They can also be playful, like the entry for bippy:

probably originally a nonsense word, used in the phrase “You bet your sweet bippy!”, denoting an unspecified body part

The line “You bet your (sweet) bippy!” was popularized in the American television show
Rowan & Martin’s Laugh-In, which ran from January 1968 to March 1973. George Schlatter, the executive producer of the show, said the following about the word: “Our shows are gone through quite thoroughly for taste. What upsets most of the critics are the jokes they don’t understand, and that’s more of an educational problem than a taste problem. We say things like ‘You bet your bippy!’ or ‘You bet your nurdle!’ I’m sure some people attach a dirty connotation to those words. We don’t even know what they mean; they’re just funny” (quoted in Joan Barthel, “Hilarious, Brash, Flat, Peppery, Repetitious, Topical and in Borderline Taste,”
New York Times Magazine, 6 Oct. 1968). The hypothesis that the word was borrowed from Yiddish
pipik/pupik “navel” has not been confirmed.

Or the one for asshat:

The seemingly nonsensical linking of
ass and
hat has a curious earlier history as a sort of cultural meme. Examples of the linkage can be found in dialogue lines from recent films: “Anyone found bipedal in five wears his ass for a hat!” (addressed to the employees of a bank as the robbers leave,
Raising Arizona, 1987, script by Ethan and Joel Coen); “I like your ass. Can I wear it as a hat?” (a character’s parody of a flirtatious advance,
City Slickers, 1991, script by Lowell Ganz and Babaloo Mandel). Of more immediate etymological relevance may be this dialogue sequence from the television series
That ’70’s Show: “RED: Eric, if you don’t want to wear your ass for a hat, you'll get up here, pronto! DONNA: You better go. You know how that ass-hat screws up your hair” (“Red Fired Up,” Episode 24 of Season 2, script by Dave Schiff, first aired May 8, 2000). The current meaning of asshat may be a reanalysis, perhaps in part based on the expression “have one’s head up one’s ass” (meaning “to be obtuse, be insufficiently conscious of one’s surroundings”), perhaps in part due to simple phonetic similarity to
asshole. A more precise history will depend on the location of further attestations.

“I make it sound very scholarly,” says Merriam etymologist Jim Rader, a onetime Slavic linguistics graduate student who writes the historical notes. “I want to be very scholarly about a very ridiculous word.” He says that adding detailed dives into etymologically interesting words wasn’t part of the Unabridged master plan, but the luxury of space has made it possible. “I just figured I’m writing this stuff down anyway, so why not put it in the dictionary?”

Webster’s Fourth New International Dictionary, Unabridged was supposed to be on bookshelves two decades ago. In February 1988, Merriam president and publisher William Llewellyn wrote a 70-page memo—labeled C-O-N-F-I-D-E-N-T-I-A-L—detailing plans for the new edition. The Fourth would not radically depart from the Third the way the Third had departed from the Second, he said. But there would be tweaks and pruning, especially of “poorly attested entries” such as impuberty and impulsor. The Fourth would add 50,000 new terms, from bodice ripper to minivan to sabermetrics, bringing the total to half a million and growing the book by 300 pages.

The revision, Llewellyn predicted, would take eight years and cost nearly $7 million, twice as much as it cost to publish the Third. In its first two years, the Fourth would generate an annual profit of $2.8 million on sales of 40,000 units, and about $900,000 a year after that. It wasn’t “an investment to warm the heart of a Harvard M.B.A. perhaps,” Llewellyn wrote. But it was “an opportunity and a responsibility” essential to Merriam’s history and mission. The unabridged dictionary “is what makes Merriam Merriam and is what fosters the sales success of our other books. Without it we will quickly be just another dictionary publisher and before long, not even the biggest one.”

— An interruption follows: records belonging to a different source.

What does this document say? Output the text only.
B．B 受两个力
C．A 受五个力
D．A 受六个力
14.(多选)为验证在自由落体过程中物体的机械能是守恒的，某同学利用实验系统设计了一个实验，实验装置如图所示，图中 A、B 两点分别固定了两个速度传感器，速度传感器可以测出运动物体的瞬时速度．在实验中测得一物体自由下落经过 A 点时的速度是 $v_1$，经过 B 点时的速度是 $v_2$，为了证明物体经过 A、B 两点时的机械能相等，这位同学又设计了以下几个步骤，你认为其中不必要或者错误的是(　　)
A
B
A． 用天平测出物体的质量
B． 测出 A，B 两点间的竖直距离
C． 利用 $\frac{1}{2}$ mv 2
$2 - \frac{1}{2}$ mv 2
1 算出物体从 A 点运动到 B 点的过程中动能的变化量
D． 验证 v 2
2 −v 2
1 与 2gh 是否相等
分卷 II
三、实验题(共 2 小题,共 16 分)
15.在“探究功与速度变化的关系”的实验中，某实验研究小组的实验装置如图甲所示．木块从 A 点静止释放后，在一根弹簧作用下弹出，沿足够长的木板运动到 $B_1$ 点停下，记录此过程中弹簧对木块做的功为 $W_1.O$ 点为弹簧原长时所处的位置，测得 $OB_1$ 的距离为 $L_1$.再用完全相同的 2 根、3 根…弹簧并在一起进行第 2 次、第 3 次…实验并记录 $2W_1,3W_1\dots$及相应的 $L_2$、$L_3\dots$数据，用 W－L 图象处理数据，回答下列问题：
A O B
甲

The action, however, was in the lucrative market for smaller, cheaper college dictionaries. At the time Llewellyn wrote his memo, Merriam was moving more than a million copies a year of the ninth edition of the Collegiate, which was published in 1983. By the fall of 1988, it had been on the New York Times best-seller list for 155 weeks and counting. But competition was mounting. Simon & Schuster, Houghton Mifflin, and Random House were preparing new college dictionaries of their own.

Random House added the word “Webster’s” (which has been a generic synonym for “dictionary” for more than a century) and mimicked Merriam’s distinctive red jacket design; Merriam sued and won, but a federal appeals court overturned the jury verdict and $4 million award. After Merriam published the 10th edition of the Collegiate in 1993, rivals sniped at the exclusion of words like cyberpunk and mountain bike. Merriam countered that it alone offered radwaste and ranch dressing. But the “word wars” were eating at the company’s market share and its cachet. When, as Morse recalls, a book buyer for Sam’s Club told a Merriam sales rep that “any old red Webster’s will do,” it was a sign of the times, and it hurt.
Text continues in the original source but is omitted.